Updated at 7:15 p.m. ET
In a dramatic boardroom battle on Wednesday, a tiny hedge fund fought with the energy giant ExxonMobil over the future of the oil and gas industry — and won.
The brand-new activist hedge fund, Engine No. 1, successfully placed at least two new candidates on the company's board of directors in hopes that they can use that position to push Exxon to take climate change more seriously. For two more seats on the board, the vote was too close to call.
Winning a seat for any directors at all is an unprecedented achievement by activist shareholders, who have spent decades trying to persuade companies to cut their carbon emissions. To do it at ExxonMobil, once the world's most influential oil company, makes the feat all the more astonishing.
During Wednesday's shareholder meeting, Charlie Penner of Engine No. 1 described his fund's campaign as a "long shot." Seemingly braced for defeat, he lambasted the investment community for accepting "the idea that humanity will inevitably drive itself off the cliff" as "hard-headed realism or sound business practice."
But then the votes were tallied. The long shot, it turns out, was a success. And instead of accepting the inevitability of climate change, the mainstream investment community sent a signal that it was embracing the possibility that the world will shift away from using oil and gas.
Exxon CEO Darren Woods, who is also the chair of his own board, welcomed the new board members, saying "we look forward to working with them constructively and collectively on behalf of all shareholders."
Public companies have a board of directors that's responsible for oversight of the CEO and overall corporate strategy. The members of the board are technically elected by shareholders, but normally those elections are uncontested and voting is just a formality.
Sometimes, though, unhappy investors decide to make it a real race by putting forward rival candidates. That's exactly what happened at Exxon.
Engine No. 1 was formed just last year with the express purpose of challenging Exxon's corporate strategy. It nominated four new candidates to the board. The two elected, Kaisa Hietala and Gregory Goff, have backgrounds in oil and gas (Hietala focused on renewable products within a refining company.) Two other candidates had experience in wind energy and new clean technologies.
The company and the upstart fund have been vying for shareholders' votes through slideshows, letters and public statements.
The fund pointed to Exxon's poor performance, relative to its peers, during the years leading up to the pandemic. It also forcefully argued that the company has not laid out a viable plan to be profitable if the world makes a rapid transition away from oil and gas to ward off the worst effects of climate change.
Large European oil and gas companies are investing in renewable energy and pledging to slash their emissions to zero, but Exxon has consistently rejected that strategy. The company says its core strengths are in oil and gas, and it argues that the world simply will not pivot away from those energy sources very quickly.
Instead of branching into new industries where it doesn't have a competitive advantage, it argues that it can invest in carbon capture technology — capturing greenhouse gases in the atmosphere — and continue to make money off oil and gas in a "lower-carbon" future.
This vision of the future is increasingly at odds with the goals espoused by world governments and the pathways laid out by organizations like the International Energy Agency.
Exxon regards those goals and pathways as unrealistic, skeptically noting that some plans for fighting climate change would require people to immediately adjust their home thermostats and take significantly fewer flights.

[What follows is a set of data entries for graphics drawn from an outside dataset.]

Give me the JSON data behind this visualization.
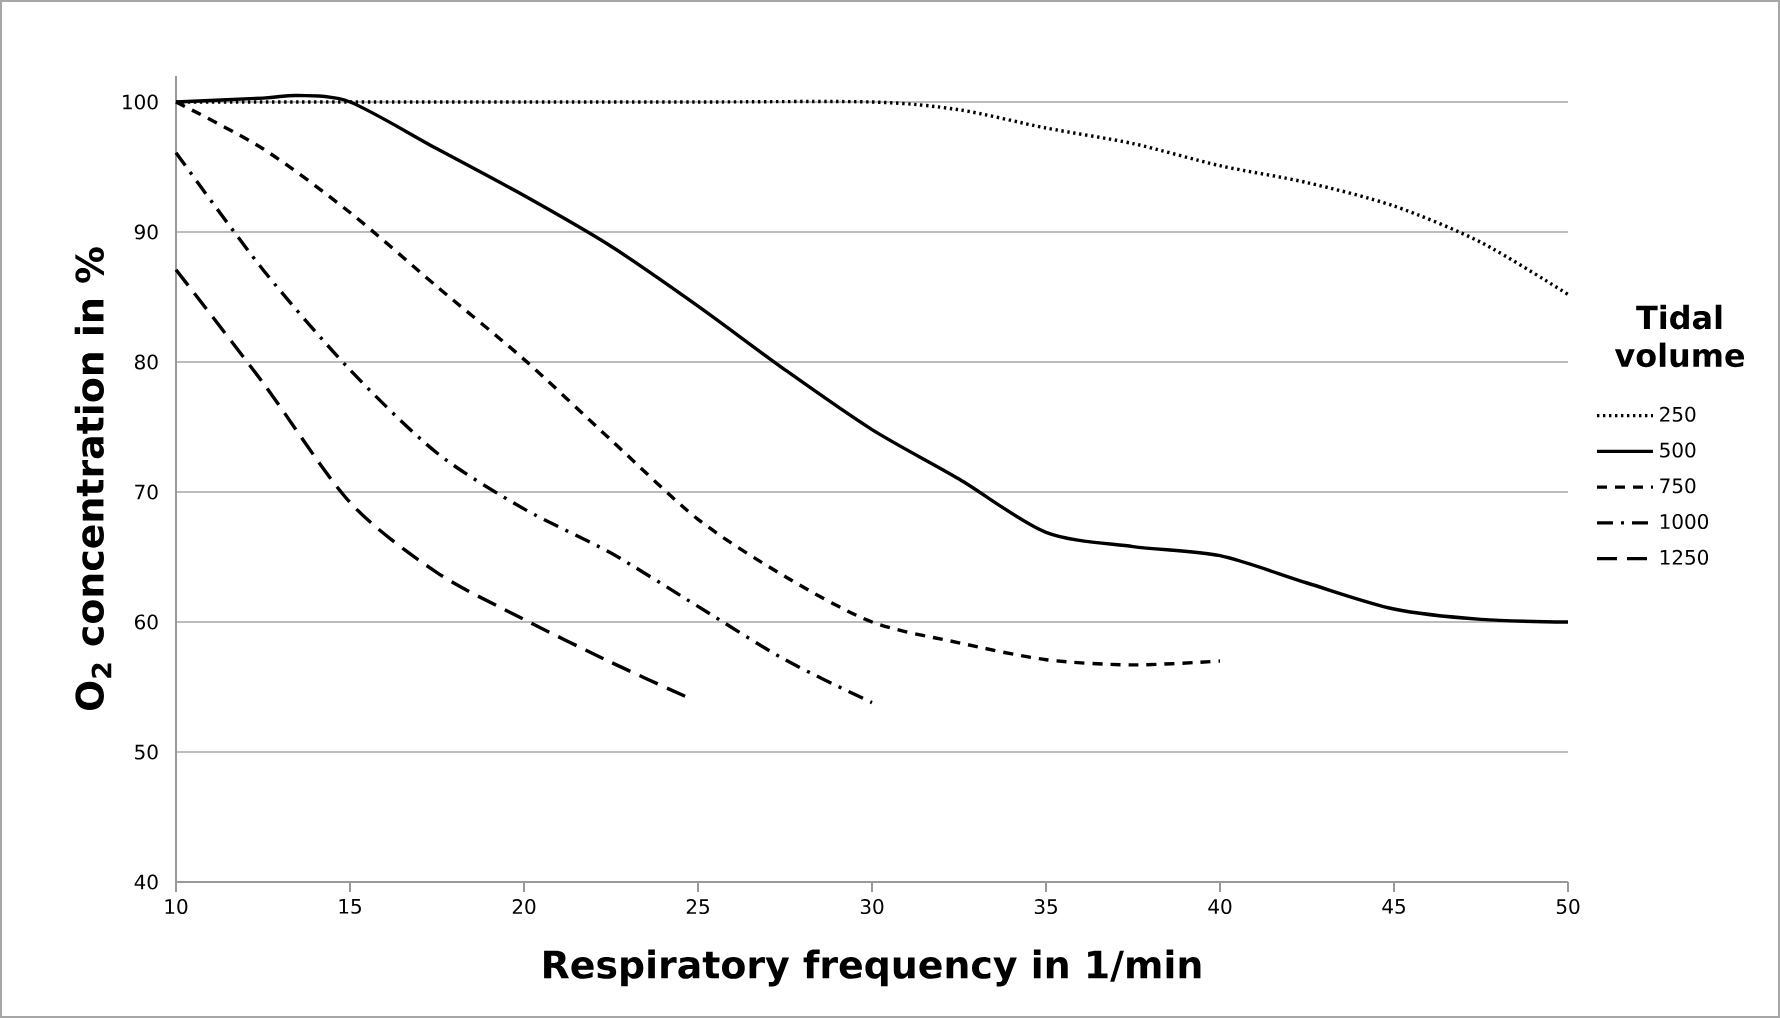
{
  "chart_data": {
    "type": "line",
    "xlabel": "Respiratory frequency in 1/min",
    "ylabel": "O$_{2}$ concentration in %",
    "legend_title": "Tidal volume",
    "xlim": [
      10,
      50
    ],
    "ylim": [
      40,
      102
    ],
    "xticks": [
      10,
      15,
      20,
      25,
      30,
      35,
      40,
      45,
      50
    ],
    "yticks": [
      40,
      50,
      60,
      70,
      80,
      90,
      100
    ],
    "grid": "y",
    "legend": "right",
    "marker": "none",
    "series": [
      {
        "name": "250",
        "color": "#000000",
        "line_style": "dotted",
        "x": [
          10,
          15,
          20,
          25,
          30,
          32.5,
          35,
          37.5,
          40,
          42.5,
          45,
          47.5,
          50
        ],
        "values": [
          100,
          100,
          100,
          100,
          100,
          99.4,
          98,
          96.8,
          95.1,
          93.8,
          92,
          89.2,
          85.2
        ]
      },
      {
        "name": "500",
        "color": "#000000",
        "line_style": "solid",
        "x": [
          10,
          12.5,
          13.5,
          15,
          17.5,
          20,
          22.5,
          25,
          27.5,
          30,
          32.5,
          35,
          37.5,
          40,
          42.5,
          45,
          47.5,
          50
        ],
        "values": [
          100,
          100.3,
          100.5,
          100,
          96.4,
          92.8,
          88.9,
          84.3,
          79.4,
          74.8,
          71,
          66.9,
          65.8,
          65.1,
          63,
          61,
          60.2,
          60
        ]
      },
      {
        "name": "750",
        "color": "#000000",
        "line_style": "dashed",
        "x": [
          10,
          12.5,
          15,
          17.5,
          20,
          22.5,
          25,
          27.5,
          30,
          32.5,
          35,
          37.5,
          40
        ],
        "values": [
          100,
          96.4,
          91.5,
          85.8,
          80.2,
          74,
          67.9,
          63.5,
          60,
          58.4,
          57.1,
          56.7,
          57
        ]
      },
      {
        "name": "1000",
        "color": "#000000",
        "line_style": "dashdot",
        "x": [
          10,
          12.5,
          15,
          17.5,
          20,
          22.5,
          25,
          27.5,
          30
        ],
        "values": [
          96.1,
          87.1,
          79.4,
          73,
          68.7,
          65.3,
          61.2,
          57.1,
          53.8
        ]
      },
      {
        "name": "1250",
        "color": "#000000",
        "line_style": "longdashed",
        "x": [
          10,
          12.5,
          15,
          17.5,
          20,
          22.5,
          24.7
        ],
        "values": [
          87.1,
          78.4,
          69.2,
          63.8,
          60.2,
          56.9,
          54.2
        ]
      }
    ]
  }
}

Those are behavioral changes the company does not believe likely enough to factor in to its business planning.
The vote to defy management and add at least two dissident members to the board represents a repudiation of that philosophy.

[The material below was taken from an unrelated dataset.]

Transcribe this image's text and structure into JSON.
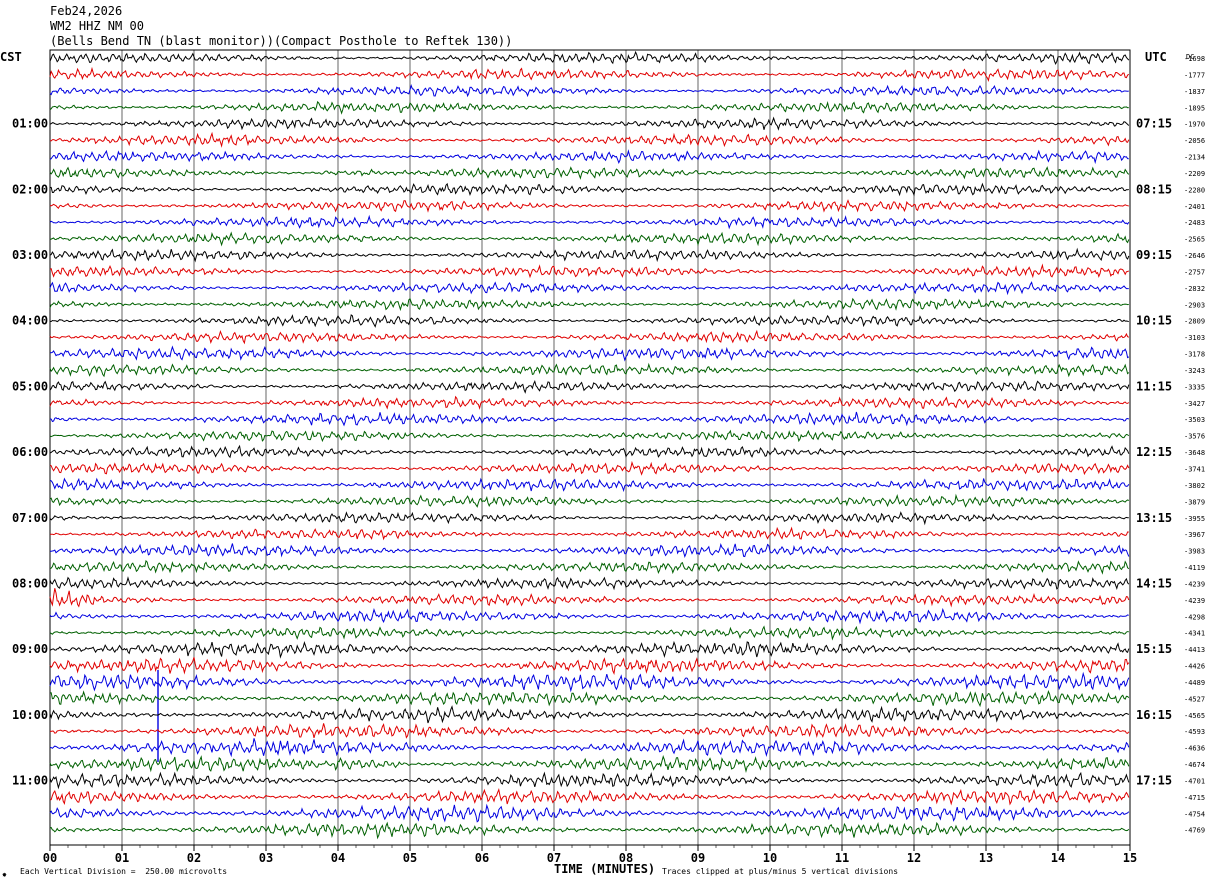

"Investors are no longer standing on the sidelines," said Anne Simpson, the chair of the steering committee of climate investor group Climate Action 100+. "This is a day of reckoning."
Engine No. 1 holds a tiny fraction of Exxon shares — just 0.02%, according to the proxy advisory firm ISS. By itself, it had no chance to sway the company.

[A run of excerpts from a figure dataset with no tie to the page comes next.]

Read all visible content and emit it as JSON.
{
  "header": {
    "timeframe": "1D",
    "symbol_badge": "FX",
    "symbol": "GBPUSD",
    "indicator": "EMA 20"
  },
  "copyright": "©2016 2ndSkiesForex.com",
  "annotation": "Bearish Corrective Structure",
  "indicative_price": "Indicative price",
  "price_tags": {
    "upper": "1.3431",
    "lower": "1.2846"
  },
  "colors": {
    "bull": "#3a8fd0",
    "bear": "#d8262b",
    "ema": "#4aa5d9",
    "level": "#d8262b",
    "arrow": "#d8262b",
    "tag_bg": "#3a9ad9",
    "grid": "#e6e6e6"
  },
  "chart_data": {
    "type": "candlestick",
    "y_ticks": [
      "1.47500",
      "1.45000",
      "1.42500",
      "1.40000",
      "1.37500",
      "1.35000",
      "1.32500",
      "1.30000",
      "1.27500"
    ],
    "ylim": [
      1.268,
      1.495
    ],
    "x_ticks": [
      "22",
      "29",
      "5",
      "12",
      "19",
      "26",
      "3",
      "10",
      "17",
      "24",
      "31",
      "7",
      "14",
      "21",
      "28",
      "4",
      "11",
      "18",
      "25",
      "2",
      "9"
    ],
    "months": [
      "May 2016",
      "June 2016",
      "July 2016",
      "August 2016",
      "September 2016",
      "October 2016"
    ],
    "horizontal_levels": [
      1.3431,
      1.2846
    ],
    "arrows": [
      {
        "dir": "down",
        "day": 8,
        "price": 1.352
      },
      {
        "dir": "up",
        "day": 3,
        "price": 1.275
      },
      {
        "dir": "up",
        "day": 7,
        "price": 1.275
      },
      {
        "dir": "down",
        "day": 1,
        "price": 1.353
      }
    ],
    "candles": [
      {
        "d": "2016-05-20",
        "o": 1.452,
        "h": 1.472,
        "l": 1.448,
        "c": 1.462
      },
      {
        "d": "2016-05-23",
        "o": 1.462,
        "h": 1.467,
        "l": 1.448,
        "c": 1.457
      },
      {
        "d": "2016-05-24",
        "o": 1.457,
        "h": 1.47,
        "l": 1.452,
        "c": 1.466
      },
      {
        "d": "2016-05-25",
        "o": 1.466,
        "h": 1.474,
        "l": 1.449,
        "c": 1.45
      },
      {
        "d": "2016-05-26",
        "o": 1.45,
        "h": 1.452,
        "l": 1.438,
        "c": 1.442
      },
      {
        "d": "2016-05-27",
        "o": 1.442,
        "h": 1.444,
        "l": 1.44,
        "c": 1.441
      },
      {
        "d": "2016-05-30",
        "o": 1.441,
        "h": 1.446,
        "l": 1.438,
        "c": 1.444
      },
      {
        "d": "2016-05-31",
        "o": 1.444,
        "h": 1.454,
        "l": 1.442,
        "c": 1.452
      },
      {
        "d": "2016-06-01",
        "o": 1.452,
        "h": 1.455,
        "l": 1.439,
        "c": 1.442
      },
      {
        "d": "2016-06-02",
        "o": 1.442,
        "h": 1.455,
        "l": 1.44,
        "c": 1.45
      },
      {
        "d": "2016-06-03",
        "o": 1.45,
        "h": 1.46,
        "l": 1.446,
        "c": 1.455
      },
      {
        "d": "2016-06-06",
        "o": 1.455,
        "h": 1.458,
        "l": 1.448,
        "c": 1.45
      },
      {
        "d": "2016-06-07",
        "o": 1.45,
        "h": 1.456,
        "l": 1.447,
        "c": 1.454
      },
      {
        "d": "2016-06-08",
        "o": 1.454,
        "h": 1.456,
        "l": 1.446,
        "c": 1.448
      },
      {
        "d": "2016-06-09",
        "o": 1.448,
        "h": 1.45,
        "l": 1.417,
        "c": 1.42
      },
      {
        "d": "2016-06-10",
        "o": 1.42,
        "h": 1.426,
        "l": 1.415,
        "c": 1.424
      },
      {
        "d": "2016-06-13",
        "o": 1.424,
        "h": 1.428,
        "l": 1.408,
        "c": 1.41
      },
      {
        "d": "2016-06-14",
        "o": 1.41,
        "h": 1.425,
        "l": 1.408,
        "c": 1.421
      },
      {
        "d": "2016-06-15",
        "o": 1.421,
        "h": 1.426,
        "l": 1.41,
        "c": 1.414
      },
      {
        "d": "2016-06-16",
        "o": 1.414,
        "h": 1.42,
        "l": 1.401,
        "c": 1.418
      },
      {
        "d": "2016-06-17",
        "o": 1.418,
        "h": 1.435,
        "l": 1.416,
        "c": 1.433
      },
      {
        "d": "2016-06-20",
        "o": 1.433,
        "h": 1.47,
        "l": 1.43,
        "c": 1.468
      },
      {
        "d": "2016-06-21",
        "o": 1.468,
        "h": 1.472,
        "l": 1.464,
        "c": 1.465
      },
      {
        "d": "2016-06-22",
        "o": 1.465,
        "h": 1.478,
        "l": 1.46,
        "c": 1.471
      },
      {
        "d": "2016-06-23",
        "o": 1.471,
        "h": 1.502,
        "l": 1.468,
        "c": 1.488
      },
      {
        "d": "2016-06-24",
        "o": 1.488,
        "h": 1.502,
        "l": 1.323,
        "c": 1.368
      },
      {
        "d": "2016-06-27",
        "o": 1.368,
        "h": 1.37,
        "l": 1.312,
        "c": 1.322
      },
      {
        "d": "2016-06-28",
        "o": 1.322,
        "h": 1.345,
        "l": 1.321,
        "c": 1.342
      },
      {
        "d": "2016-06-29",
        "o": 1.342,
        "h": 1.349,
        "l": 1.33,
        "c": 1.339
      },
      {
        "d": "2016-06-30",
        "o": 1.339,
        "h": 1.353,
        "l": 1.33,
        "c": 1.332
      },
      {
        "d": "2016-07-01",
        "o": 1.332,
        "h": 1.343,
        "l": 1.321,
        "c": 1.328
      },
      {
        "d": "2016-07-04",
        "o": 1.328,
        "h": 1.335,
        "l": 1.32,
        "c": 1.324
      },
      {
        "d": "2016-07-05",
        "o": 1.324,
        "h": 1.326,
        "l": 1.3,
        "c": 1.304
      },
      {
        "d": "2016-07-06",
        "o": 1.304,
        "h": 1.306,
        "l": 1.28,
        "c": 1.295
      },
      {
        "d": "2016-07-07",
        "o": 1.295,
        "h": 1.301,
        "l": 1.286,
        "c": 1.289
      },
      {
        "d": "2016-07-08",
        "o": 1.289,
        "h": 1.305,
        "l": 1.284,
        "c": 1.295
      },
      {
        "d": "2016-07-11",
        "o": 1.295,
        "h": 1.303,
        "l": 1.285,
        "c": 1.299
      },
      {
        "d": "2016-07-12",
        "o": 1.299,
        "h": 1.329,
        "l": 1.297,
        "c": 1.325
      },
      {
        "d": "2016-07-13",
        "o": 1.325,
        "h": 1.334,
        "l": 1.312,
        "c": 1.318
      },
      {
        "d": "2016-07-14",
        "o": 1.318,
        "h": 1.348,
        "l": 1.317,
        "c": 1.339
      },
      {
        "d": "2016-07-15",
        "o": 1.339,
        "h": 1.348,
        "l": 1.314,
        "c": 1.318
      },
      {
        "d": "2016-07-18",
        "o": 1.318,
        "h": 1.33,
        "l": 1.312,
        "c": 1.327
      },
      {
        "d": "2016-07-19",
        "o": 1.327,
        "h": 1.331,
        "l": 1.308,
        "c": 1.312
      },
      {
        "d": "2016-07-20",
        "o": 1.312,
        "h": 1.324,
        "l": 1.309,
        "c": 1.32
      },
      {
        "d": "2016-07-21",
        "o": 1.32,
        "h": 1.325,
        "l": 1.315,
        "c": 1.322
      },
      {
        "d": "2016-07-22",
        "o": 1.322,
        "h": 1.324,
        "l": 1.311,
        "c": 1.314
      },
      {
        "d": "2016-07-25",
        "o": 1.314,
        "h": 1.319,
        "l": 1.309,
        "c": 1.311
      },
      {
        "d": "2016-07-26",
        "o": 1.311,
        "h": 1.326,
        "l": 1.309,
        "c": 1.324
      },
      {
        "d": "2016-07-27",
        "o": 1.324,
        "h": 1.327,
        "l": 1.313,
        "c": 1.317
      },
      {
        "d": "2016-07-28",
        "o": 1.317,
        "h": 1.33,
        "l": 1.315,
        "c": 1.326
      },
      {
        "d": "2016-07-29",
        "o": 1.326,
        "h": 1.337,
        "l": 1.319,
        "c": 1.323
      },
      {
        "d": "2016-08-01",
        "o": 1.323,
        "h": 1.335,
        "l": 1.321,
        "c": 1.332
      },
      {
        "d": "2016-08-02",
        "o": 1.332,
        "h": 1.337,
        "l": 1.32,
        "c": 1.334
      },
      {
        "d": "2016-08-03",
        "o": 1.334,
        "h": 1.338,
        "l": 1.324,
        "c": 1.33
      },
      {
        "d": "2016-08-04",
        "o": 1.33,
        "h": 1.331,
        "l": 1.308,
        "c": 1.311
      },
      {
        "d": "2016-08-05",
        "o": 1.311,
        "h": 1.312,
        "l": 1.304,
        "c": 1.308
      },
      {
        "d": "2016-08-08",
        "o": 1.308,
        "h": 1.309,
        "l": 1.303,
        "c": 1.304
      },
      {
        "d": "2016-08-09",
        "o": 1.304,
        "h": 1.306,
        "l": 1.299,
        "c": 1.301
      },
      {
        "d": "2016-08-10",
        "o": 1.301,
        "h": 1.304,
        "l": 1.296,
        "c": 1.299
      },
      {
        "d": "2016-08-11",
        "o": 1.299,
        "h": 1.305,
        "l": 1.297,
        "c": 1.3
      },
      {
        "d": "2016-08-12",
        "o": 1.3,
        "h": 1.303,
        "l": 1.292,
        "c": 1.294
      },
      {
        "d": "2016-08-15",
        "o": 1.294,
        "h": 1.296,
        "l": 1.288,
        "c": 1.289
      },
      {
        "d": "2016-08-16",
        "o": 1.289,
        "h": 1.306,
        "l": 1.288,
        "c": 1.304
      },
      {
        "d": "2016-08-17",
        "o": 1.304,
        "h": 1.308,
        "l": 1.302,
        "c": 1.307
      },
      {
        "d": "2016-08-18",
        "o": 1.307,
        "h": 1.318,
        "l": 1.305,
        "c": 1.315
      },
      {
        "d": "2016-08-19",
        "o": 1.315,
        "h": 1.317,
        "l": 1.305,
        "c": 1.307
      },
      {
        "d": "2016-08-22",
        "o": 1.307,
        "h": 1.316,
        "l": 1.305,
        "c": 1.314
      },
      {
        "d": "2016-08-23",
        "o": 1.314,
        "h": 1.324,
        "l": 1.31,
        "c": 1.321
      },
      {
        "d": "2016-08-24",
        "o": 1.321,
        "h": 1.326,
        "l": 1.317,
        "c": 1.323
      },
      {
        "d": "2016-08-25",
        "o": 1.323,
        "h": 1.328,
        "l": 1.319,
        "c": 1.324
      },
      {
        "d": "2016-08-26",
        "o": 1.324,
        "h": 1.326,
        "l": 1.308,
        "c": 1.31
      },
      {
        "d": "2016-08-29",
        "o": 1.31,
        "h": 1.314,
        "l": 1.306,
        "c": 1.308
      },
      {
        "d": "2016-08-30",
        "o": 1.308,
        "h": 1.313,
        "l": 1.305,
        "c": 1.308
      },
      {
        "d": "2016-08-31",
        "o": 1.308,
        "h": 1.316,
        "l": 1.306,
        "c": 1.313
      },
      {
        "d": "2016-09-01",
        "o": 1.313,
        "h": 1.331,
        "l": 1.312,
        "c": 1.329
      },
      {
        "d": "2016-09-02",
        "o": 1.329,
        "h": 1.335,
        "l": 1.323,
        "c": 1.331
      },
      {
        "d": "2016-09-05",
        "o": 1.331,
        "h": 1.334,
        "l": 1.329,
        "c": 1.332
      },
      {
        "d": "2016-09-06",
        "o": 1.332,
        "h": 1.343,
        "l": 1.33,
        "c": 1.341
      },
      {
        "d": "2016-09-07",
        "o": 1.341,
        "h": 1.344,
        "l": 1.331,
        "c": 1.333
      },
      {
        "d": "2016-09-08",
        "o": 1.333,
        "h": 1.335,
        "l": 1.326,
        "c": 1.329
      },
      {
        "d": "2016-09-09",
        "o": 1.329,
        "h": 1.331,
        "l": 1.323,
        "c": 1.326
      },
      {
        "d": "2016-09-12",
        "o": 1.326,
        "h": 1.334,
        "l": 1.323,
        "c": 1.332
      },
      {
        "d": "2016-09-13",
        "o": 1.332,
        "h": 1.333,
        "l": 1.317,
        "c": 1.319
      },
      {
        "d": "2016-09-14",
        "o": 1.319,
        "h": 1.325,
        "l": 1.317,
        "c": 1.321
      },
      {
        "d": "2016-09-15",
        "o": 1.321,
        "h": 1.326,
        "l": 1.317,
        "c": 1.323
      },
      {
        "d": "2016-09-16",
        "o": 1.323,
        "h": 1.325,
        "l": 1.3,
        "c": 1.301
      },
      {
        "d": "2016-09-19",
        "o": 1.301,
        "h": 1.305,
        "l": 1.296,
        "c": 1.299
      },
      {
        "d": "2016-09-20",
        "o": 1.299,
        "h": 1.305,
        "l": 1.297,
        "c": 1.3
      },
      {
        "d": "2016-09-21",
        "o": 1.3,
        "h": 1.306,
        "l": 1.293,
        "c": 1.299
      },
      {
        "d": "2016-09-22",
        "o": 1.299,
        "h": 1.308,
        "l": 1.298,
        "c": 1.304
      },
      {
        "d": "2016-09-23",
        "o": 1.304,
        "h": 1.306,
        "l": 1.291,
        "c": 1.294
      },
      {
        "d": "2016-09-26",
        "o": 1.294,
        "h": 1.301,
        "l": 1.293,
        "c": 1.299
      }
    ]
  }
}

But it spent months building support for its case. CalSTRS, the California teachers pension, was an early backer, citing frustration with Exxon's lack of response to previous shareholder proposals and direct appeals from investors.
"When Engine No. 1 brought this idea to us around replacing some of the incumbent directors, we were very intrigued — because we had tried everything else," says Aeisha Mastagni, a portfolio manager with CalSTRS' sustainable investment and stewardship strategies unit.
The influential proxy advisory firms ISS and Glass Lewis, which issue recommendations on how investors should vote in shareholder meetings, also partially endorsed Engine No. 1's nominations.
Their reports provide a striking glimpse into how arguments that were initially made by climate activists are becoming increasingly mainstream in the investor community.
Both firms used the word "inevitable" to describe the energy transition, or the world's shift away from relying on fossil fuels, and agreed that Exxon has inadequately prepared for this future.
Heading into Wednesday's meeting, all eyes were on the three companies with the biggest sway in this vote: BlackRock, Vanguard and State Street Global Advisors.
Those companies manage huge funds — including many people's retirement accounts — and their votes are weighted accordingly, giving them tremendous power in these kinds of proxy votes.
All three have pledged support for investor initiatives focused on fighting climate change.
BlackRock voted in favor of three of Engine No. 1's candidates, explaining that it believes "Exxon's energy transition strategy falls short of what is necessary."